CSRIO conducts landmark carbon assessment
The Australian landscape absorbed as much as one third of the carbon emitted by fossil fuels in Australia over the past two decades, according to a new study conducted by the CSIRO.
The study also found that Australia exported 2.5 times more fossil fuels in 2009-10 than it directly produced in that period.
The results come from a three-year study published in the journal Biogeosciences, which saw researchers quantify how much land carbon is lost or gained through soil ‘breathing in response to variable levels of carbon dioxide.
The project centres on the variability of carbon flows for the past two decades, and how this period compares with the past 100 years.

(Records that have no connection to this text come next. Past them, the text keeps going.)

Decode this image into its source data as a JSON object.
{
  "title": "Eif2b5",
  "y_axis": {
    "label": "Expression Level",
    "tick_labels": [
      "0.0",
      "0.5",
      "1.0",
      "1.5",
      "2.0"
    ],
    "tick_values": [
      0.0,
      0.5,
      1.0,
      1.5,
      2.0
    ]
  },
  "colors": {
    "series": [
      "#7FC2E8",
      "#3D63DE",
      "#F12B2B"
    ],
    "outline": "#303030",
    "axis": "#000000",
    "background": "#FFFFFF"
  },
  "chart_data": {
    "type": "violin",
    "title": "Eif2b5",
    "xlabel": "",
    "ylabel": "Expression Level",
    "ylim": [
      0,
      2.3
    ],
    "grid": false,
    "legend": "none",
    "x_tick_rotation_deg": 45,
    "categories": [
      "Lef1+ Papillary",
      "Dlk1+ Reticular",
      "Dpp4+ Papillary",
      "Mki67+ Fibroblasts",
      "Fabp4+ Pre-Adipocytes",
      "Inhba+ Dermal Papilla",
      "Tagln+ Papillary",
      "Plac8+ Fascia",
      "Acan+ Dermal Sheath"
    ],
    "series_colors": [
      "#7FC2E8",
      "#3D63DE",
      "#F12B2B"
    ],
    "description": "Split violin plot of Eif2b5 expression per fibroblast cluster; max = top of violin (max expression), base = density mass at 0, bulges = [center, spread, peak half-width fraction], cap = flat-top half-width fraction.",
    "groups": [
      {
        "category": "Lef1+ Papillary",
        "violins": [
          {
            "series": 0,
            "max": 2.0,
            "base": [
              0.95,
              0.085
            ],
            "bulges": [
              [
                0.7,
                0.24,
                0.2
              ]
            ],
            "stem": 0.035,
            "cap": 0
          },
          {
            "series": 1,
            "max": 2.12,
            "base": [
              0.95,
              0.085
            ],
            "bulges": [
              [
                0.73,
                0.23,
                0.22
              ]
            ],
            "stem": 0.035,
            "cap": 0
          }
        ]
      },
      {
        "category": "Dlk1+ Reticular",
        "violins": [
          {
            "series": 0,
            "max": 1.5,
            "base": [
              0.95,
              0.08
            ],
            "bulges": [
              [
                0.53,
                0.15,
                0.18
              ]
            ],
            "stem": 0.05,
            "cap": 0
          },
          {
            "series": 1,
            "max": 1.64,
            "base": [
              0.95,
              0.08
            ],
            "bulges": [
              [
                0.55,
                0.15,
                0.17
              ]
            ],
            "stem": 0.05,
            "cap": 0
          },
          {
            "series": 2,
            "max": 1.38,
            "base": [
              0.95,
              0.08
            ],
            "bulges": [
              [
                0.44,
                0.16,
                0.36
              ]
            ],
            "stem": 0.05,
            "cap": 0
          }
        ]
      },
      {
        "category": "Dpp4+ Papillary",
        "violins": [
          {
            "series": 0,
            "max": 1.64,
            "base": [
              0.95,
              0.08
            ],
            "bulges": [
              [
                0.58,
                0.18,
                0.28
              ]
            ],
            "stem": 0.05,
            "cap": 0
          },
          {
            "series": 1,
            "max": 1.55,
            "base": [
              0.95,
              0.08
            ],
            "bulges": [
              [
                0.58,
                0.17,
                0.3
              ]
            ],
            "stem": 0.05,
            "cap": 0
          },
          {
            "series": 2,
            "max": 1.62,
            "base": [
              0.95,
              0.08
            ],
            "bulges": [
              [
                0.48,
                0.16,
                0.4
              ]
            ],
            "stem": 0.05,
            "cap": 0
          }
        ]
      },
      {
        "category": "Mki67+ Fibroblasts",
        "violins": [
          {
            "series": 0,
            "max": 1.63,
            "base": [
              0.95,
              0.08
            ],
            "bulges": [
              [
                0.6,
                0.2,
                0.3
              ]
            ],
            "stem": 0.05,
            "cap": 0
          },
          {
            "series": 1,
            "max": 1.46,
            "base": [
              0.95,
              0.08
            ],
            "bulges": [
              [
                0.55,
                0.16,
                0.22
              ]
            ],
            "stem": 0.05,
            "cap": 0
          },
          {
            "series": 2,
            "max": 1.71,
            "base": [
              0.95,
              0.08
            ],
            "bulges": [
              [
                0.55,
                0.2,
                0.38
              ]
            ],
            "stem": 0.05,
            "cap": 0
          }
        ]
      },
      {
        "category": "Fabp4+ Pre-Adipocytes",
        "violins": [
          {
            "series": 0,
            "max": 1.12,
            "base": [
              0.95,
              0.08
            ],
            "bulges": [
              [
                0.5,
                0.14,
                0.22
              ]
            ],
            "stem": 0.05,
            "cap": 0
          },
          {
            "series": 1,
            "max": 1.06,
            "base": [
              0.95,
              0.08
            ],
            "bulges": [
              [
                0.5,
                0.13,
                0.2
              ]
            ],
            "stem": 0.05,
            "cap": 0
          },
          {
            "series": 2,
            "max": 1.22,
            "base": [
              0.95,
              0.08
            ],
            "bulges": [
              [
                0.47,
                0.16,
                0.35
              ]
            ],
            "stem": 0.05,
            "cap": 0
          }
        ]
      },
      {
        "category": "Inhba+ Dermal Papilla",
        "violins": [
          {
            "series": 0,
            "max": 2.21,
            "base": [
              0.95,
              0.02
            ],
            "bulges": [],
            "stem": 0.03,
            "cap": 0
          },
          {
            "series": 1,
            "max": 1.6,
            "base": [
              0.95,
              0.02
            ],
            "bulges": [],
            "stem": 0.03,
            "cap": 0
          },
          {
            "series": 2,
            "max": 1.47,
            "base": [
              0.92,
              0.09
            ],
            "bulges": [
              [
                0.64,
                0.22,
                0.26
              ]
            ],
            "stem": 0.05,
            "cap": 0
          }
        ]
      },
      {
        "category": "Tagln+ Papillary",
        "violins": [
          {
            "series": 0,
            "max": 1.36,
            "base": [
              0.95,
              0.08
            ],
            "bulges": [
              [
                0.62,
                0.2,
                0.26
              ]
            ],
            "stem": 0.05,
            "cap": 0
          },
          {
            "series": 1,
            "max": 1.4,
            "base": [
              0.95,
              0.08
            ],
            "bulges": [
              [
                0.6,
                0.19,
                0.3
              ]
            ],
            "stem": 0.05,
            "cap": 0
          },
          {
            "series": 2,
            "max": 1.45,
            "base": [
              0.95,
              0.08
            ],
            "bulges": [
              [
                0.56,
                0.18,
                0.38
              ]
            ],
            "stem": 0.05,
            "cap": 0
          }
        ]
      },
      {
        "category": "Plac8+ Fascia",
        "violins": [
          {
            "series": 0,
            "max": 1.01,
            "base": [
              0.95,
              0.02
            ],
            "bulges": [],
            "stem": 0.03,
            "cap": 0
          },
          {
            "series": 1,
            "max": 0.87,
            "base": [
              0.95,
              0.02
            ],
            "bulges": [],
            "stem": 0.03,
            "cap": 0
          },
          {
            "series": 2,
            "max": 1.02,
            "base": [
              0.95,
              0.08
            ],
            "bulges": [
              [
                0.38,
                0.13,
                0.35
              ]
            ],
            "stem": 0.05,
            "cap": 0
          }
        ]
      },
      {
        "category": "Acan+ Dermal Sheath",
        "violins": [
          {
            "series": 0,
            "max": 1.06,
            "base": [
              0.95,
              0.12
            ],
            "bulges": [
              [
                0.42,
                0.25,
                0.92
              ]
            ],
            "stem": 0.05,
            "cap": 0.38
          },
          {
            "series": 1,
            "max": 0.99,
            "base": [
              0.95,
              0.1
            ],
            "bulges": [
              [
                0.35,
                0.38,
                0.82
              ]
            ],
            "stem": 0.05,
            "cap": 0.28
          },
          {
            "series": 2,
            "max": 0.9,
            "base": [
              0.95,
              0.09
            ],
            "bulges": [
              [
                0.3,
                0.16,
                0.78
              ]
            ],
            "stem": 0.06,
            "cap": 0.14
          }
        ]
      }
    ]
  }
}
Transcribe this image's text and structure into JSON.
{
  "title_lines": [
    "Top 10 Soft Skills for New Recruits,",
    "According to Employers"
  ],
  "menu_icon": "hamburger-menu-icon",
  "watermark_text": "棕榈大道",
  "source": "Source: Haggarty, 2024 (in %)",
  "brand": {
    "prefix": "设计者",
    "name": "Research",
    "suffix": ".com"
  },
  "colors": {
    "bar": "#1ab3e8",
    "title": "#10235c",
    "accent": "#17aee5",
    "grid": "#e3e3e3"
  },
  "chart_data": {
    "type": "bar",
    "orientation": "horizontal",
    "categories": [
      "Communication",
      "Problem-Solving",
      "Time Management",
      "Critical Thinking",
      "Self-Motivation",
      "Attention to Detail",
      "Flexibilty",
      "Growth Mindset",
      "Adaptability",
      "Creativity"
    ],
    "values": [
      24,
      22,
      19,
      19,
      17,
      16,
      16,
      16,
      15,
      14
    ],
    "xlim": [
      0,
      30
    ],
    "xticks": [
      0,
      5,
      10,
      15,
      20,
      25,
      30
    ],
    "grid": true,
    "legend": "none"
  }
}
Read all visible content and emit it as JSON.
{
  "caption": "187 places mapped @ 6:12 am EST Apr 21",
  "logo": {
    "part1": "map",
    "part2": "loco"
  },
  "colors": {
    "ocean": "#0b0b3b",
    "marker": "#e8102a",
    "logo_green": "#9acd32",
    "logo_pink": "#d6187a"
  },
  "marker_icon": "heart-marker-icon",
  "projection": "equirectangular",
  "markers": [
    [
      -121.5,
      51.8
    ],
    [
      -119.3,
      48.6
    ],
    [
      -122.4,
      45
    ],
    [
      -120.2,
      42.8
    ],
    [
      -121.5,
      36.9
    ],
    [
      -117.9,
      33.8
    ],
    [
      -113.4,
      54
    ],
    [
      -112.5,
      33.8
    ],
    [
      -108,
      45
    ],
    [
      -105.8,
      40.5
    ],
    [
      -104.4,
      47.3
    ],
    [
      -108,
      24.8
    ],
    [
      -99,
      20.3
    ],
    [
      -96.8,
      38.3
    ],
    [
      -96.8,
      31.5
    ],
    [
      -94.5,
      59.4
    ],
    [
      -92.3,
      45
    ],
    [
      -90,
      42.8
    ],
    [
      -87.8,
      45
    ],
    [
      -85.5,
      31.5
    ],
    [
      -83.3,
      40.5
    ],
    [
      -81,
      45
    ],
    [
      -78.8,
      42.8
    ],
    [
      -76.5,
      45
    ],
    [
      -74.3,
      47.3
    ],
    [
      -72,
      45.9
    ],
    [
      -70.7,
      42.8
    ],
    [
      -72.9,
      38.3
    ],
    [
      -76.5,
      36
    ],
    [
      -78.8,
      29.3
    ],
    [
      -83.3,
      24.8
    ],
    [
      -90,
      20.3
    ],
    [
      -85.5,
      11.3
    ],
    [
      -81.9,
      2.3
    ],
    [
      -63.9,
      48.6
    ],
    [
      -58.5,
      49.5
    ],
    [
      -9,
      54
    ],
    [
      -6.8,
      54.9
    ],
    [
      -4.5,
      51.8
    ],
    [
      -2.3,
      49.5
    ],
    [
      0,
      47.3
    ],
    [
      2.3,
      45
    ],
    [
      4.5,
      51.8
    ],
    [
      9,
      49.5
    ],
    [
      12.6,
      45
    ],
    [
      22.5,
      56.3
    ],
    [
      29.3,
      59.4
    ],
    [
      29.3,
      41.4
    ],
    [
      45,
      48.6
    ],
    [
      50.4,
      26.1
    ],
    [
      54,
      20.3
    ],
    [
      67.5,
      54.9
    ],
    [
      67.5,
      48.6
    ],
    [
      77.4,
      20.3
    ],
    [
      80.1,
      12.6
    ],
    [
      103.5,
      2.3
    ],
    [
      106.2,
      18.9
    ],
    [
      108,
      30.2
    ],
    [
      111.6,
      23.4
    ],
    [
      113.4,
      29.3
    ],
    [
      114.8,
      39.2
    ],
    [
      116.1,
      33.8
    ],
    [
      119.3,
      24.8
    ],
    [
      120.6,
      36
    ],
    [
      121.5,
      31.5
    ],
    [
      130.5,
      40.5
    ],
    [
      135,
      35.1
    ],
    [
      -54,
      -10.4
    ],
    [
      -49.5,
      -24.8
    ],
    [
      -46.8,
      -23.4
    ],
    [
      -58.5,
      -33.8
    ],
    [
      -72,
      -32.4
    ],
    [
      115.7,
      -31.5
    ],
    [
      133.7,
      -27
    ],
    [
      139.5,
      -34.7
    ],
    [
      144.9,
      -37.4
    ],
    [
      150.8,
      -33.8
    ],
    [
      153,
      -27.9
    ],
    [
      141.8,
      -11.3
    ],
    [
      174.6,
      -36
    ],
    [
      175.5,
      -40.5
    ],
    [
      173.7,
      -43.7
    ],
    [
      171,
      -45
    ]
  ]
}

Lead author, Dr Vanessa Haverd said the increase in plant production through carbon dioxide fertilisation is larger in the warmer regions of the continent. "For Australia as a whole, increased carbon dioxide has caused a 15 per cent increase in plant production over the last two decades, relative to pre-industrial times," she said.
Dr Haverd said study data will help the understanding of how carbon stored in the Australian landscape responds to climate variability – the swings between drought and flood.
"It is important to know that carbon stored in the land during periods of high plant growth may disappear again during the next drought," Dr Haverd said.
"Understanding any trends and changes in fire regime or intensity, particularly in the savanna fires of Northern Australia, is important for quantifying the impact of fire on the net carbon balance," she said.
Other results include:
- On average 2.2 billion tonnes of carbon is taken up by plants per year (1990-2011).
- Across Australia, grassy vegetation (dominant in dry and savanna regions) accounts for 56% of carbon uptake while woody vegetation accounts for 44% .
- In wet (high-growth) years, the Australian biosphere 'breathes in' a vast amount of carbon from the atmosphere, exceeding the total of human-induced greenhouse gas emissions, while in dry years, the biosphere 'breathes out' a nearly equal amount of carbon back to the atmosphere – this variability is associated with Australia's highly variable climate; and
- Carbon uptake from 1990-2011 was high compared with the rest of the twentieth century due largely to carbon dioxide fertilisation.